Rectangle = namedtuple("Rectangle", "top bottom left right")

def find_rectangles(arr):

    # Deeply copy the array so that it can be modified safely
    arr = [row[:] for row in arr]

    rectangles = []

    for top, row in enumerate(arr):
        start = 0

        # Look for rectangles whose top row is here
        while True:
            try:
                left = row.index(0, start)
            except ValueError:
                break

            # Set start to one past the last 0 in the contiguous line of 0s
            try:
                start = row.index(1, left)
            except ValueError:
                start = len(row)

            right = start - 1

            if (  # Width == 1
                  left == right or
                  # There are 0s above
                  top > 0 and not all(arr[top-1][left:right + 1])):
                continue

            bottom = top + 1
            while (bottom < len(arr) and
                   # No extra zeroes on the sides
                   (left == 0 or arr[bottom][left-1]) and
                   (right == len(row) - 1 or arr[bottom][right + 1]) and
                   # All zeroes in the row
                   not any(arr[bottom][left:right + 1])):
                bottom += 1

            # The loop ends when bottom has gone too far, so backtrack
            bottom -= 1

            if (  # Height == 1
                  bottom == top or
                  # There are 0s beneath
                  (bottom < len(arr) - 1 and
                   not all(arr[bottom + 1][left:right+1]))):
                continue

            rectangles.append(Rectangle(top, bottom, left, right))

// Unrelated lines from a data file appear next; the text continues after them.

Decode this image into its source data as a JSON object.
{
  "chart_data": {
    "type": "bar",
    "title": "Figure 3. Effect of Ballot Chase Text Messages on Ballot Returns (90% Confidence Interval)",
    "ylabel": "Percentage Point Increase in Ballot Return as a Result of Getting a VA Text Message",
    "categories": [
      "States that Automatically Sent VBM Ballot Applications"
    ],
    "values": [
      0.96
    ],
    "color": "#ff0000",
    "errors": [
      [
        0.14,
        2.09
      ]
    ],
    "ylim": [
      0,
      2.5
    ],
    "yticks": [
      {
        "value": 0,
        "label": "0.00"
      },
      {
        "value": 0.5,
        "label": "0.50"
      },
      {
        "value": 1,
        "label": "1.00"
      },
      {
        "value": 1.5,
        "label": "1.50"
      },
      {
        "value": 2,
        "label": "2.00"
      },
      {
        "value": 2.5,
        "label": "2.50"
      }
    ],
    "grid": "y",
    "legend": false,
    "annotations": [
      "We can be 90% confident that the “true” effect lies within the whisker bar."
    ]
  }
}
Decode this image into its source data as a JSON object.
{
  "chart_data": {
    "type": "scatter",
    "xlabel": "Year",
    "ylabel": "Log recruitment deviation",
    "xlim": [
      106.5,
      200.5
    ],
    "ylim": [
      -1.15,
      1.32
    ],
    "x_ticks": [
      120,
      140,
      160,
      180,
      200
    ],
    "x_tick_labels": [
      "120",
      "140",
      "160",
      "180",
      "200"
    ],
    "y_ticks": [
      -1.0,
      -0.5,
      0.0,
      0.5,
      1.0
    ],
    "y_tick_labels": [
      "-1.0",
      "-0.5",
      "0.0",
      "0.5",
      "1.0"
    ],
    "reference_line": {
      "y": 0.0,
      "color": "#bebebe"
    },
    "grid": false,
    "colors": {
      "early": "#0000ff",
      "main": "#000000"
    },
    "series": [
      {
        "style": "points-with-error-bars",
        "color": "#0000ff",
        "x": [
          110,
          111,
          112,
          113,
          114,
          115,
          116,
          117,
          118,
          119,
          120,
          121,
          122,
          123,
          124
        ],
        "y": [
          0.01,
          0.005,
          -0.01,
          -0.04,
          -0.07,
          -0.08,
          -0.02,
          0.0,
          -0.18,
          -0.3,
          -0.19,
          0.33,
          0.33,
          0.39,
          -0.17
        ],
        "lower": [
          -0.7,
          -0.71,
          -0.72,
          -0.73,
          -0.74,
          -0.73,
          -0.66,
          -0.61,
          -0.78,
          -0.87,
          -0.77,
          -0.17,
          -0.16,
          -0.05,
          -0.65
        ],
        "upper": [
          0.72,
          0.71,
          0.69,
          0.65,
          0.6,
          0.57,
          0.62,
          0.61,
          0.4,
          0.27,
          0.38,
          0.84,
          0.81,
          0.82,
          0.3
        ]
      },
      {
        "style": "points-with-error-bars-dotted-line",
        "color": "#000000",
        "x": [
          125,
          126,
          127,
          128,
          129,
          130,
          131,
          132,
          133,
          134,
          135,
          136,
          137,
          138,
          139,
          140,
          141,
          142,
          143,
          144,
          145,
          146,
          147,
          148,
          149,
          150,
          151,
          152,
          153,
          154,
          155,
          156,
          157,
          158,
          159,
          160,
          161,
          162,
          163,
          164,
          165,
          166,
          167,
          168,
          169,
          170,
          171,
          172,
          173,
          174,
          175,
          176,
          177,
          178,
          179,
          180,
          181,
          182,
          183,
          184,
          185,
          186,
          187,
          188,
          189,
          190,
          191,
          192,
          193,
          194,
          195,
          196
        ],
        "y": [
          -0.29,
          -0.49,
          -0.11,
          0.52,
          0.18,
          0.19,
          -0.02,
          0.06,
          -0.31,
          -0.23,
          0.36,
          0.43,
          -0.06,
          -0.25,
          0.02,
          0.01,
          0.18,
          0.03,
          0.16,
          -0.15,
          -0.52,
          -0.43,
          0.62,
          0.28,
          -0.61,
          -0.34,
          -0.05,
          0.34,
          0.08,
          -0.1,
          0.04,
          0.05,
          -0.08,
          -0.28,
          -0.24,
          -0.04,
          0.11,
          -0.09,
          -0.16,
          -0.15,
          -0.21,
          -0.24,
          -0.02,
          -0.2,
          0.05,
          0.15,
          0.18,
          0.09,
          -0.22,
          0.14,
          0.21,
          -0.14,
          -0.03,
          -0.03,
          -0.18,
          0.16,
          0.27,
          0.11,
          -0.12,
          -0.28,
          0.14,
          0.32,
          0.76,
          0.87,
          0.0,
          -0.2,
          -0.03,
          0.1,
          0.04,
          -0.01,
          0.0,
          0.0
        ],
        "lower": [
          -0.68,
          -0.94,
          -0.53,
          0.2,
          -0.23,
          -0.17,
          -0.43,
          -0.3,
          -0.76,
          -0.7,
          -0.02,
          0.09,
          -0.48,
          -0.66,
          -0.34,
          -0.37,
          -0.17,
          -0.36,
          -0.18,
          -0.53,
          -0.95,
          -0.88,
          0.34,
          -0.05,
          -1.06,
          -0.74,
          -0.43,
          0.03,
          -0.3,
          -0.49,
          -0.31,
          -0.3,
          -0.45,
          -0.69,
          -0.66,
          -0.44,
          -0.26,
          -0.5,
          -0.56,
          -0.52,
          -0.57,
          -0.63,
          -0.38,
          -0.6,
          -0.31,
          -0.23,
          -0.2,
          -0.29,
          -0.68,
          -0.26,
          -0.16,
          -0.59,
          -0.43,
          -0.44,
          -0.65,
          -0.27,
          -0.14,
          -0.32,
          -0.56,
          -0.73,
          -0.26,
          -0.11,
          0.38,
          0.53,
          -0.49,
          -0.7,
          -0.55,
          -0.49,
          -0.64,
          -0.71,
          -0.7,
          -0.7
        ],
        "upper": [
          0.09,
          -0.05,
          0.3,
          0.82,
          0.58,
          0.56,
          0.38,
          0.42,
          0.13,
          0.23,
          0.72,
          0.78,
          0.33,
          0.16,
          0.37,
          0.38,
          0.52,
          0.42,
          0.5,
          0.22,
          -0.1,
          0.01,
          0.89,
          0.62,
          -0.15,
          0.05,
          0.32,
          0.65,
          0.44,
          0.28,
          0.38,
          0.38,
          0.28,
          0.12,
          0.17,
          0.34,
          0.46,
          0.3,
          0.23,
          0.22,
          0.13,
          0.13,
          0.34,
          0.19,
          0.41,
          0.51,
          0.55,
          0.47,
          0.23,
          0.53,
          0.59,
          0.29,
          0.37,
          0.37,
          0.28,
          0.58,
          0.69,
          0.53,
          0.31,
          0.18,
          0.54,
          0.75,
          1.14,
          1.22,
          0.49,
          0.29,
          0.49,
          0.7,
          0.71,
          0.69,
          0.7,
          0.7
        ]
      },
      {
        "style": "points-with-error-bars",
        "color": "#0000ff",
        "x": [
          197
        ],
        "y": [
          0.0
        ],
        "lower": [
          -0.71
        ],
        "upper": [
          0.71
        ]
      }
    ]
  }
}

            # Remove the rectangle so that it doesn't affect future searches
            for i in range(top, bottom+1):
                arr[i][left:right+1] = [1] * (right + 1 - left)

    return rectangles

For the given input, the output is:

[Rectangle(top=2, bottom=3, left=3, right=5),
 Rectangle(top=5, bottom=6, left=3, right=4)]

This is correct because the comments indicate that the 'rectangle' on the right is not to be counted since there is an extra 0 sticking out. I suggest you add more test cases though.

I expect it to be reasonably fast since much of the low-level iteration is done with calls to index and any, so there's decent usage of C code even without the help of numpy.